Introduction

Healthy Streams, Healthy Lakes

A healthy lake begins with healthy streams in the watershed, from the headwaters, to small and medium streams, to the rivermouth.  As water flows over the land, it comes into contact with sediment and dissolved nutrients and carry them down-stream into larger tributaries, and finally into the lake. In this way, a lot of nutrients can accumulate from agricultural and urban land, eventually leading to development of toxic algal blooms. In severe episodes, the shoreline is smeared with green slimy algae that is inedible and which does not enter the food chain. When the massive algal mats die and decompose, sufficient oxygen in the lake is consumed all at once that it can lead to fish kills and avian die-offs.

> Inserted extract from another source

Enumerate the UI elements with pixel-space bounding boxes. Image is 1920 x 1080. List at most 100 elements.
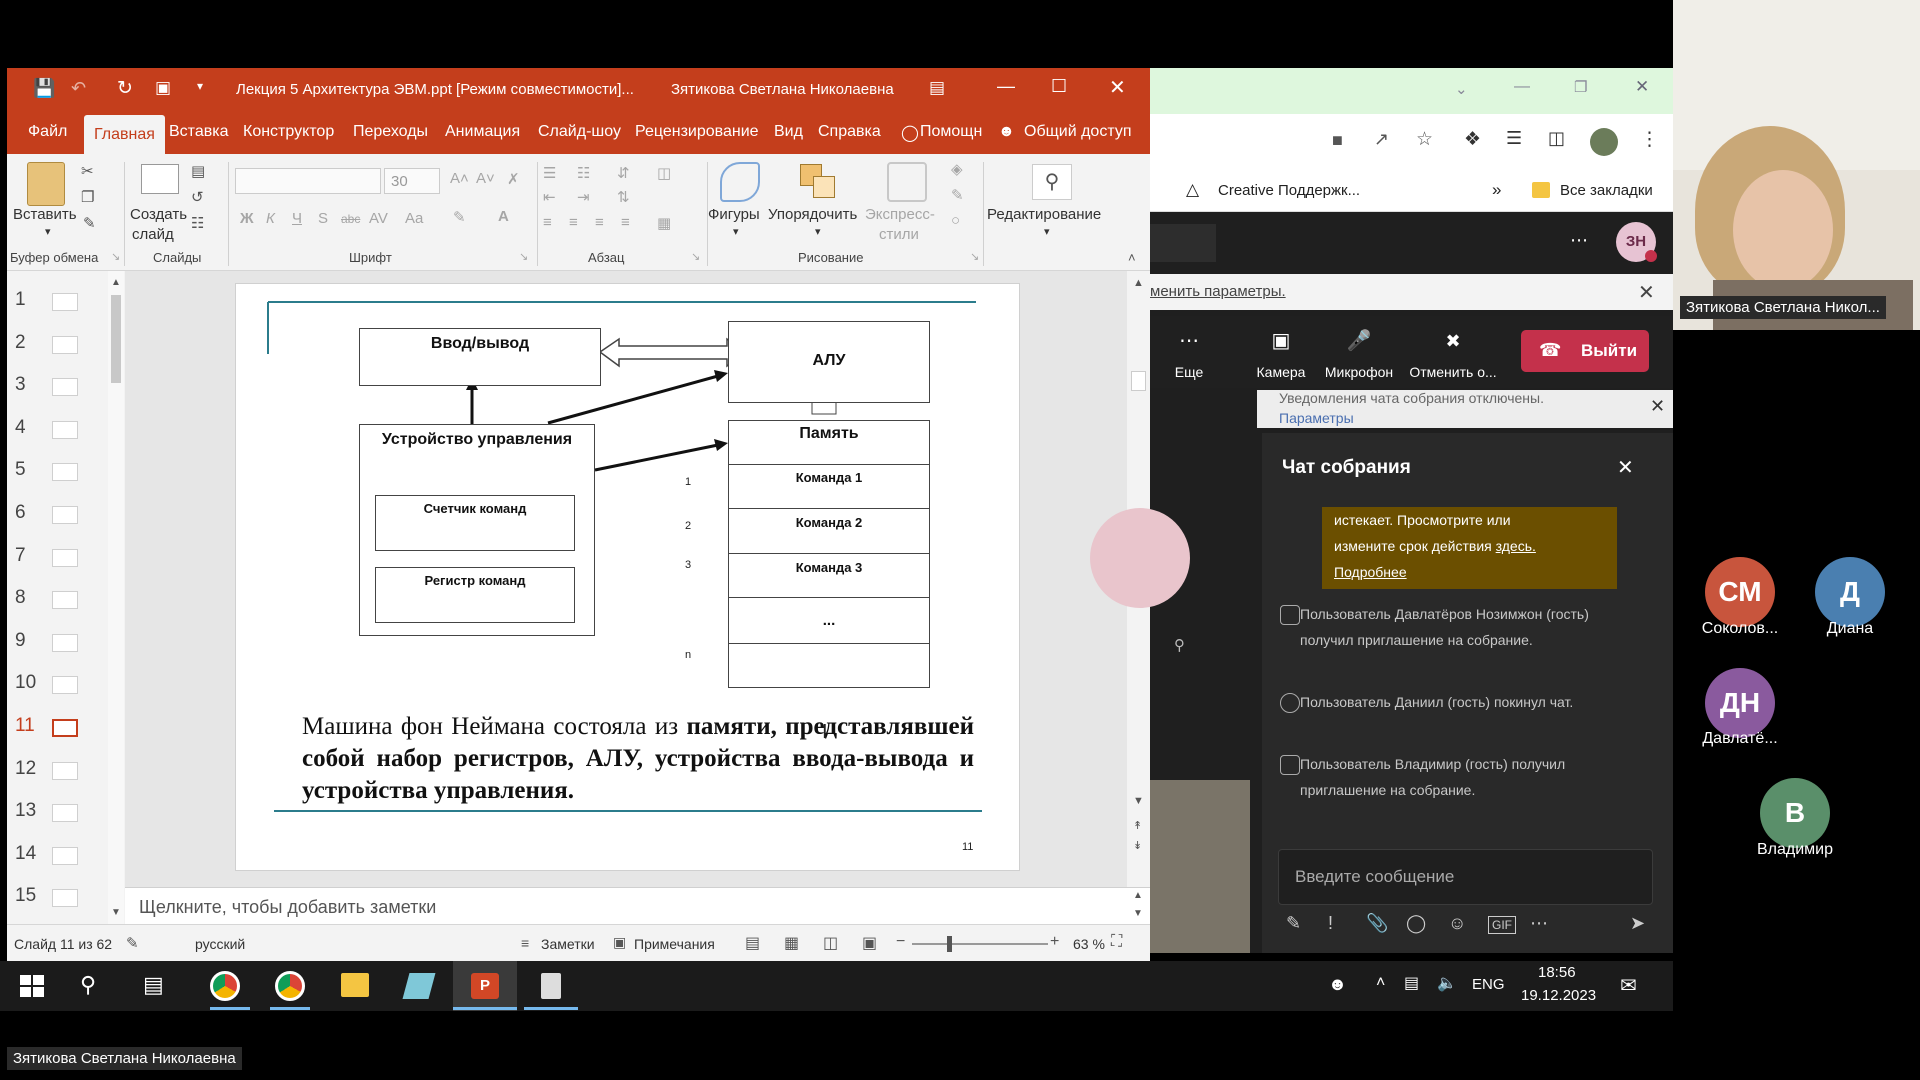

A section of Sulphur Spring Creek, a healthy stream in Hamilton. It has low nutrients, clear water, lots of oxygen in the water, and low epiphyton growth.

To find solutions to these pernicious problems, we need to identify all sources of nutrients from tributaries draining into the lake. For large rivers such as the Grand, the largest Canadian tributary of Lake Erie, there are thousands of small and medium-size tributaries. Because of limited time and resources, many agencies carry out monitoring programs that favour larger streams. This does not, however, identify the activities on specific land parcels that are releasing nutrients. These smaller streams need to be identified so that management plans can be put into place to prevent further loss of nutrients.

An episode of algal bloom in Lake Erie.